What makes this deal different from the dozen other "TikTok star gets TV show" announcements that go nowhere is that SiriusXM gave Burleson two shows and let him keep his name in the title of one of them. That's not a guest spot. That's infrastructure. It's the same move Spotify made when it started throwing real money at podcasters who'd already built audiences elsewhere—except SiriusXM is doing it while CBS News Radio shuts down entirely, which makes it feel less like innovation and more like survival.

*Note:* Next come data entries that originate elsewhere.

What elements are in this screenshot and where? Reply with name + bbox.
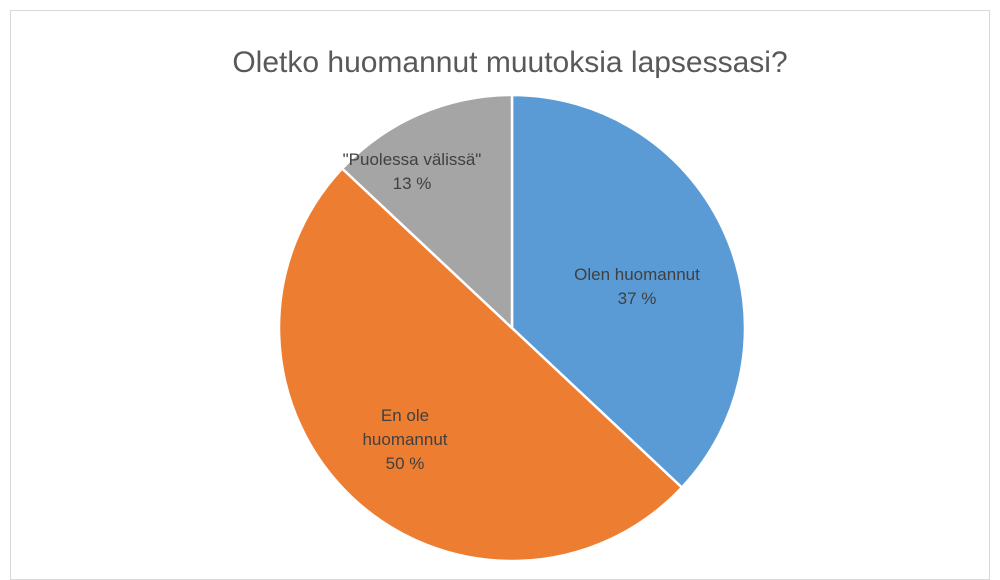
chart-title: Oletko huomannut muutoksia lapsessasi? [232, 46, 787, 79]
pie-slice [340, 93, 514, 331]
slice-value: 37 % [617, 289, 657, 308]
slice-value: 50 % [385, 454, 425, 473]
pie-slice [510, 93, 747, 490]
data-label: Olen huomannut 37 % [537, 263, 737, 311]
slice-category: Olen huomannut [574, 265, 700, 284]
slice-category: "Puolessa välissä" [342, 150, 482, 169]
slice-category: En ole huomannut [362, 406, 448, 449]
slice-value: 13 % [392, 174, 432, 193]
data-label: En ole huomannut 50 % [340, 404, 470, 476]
data-label: "Puolessa välissä" 13 % [312, 148, 512, 196]
pie-slice [277, 166, 684, 563]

Burleson told Variety he sees the shows as a way to answer the question: "You have your platform, what are you going to do with it?" That framing is telling. It positions the TikTok audience as the foundation, not the finish line—a launching pad for something more durable than algorithmic virality. Creators have watched too many of their peers get massive, make no money, and disappear when the platform shifts its priorities. The smart ones are looking for revenue streams that don't depend on TikTok's continued existence or their ability to chase trends into their 30s.

SiriusXM gets a host who brings an audience that actually listens when he talks. Burleson gets a paycheck that doesn't fluctuate with the Creator Fund's latest payout structure and a media credential that opens doors TikTok fame alone won't. It's a cleaner transaction than most creator-to-legacy-media moves because both sides seem to understand what they're trading. The real test will be whether Burleson's audience cares enough about him specifically to follow him to a medium they probably don't use—and whether SiriusXM can resist the urge to sand down everything that made him interesting in the first place.

If this works, expect a wave of similar hires. Not because legacy media suddenly loves creators, but because it's finally figured out that audience loyalty is the only currency that matters when even billion-dollar platforms can't outrun engagement saturation. Burleson's deal is less about one person's career trajectory and more about an industry admitting it can't build what creators already have.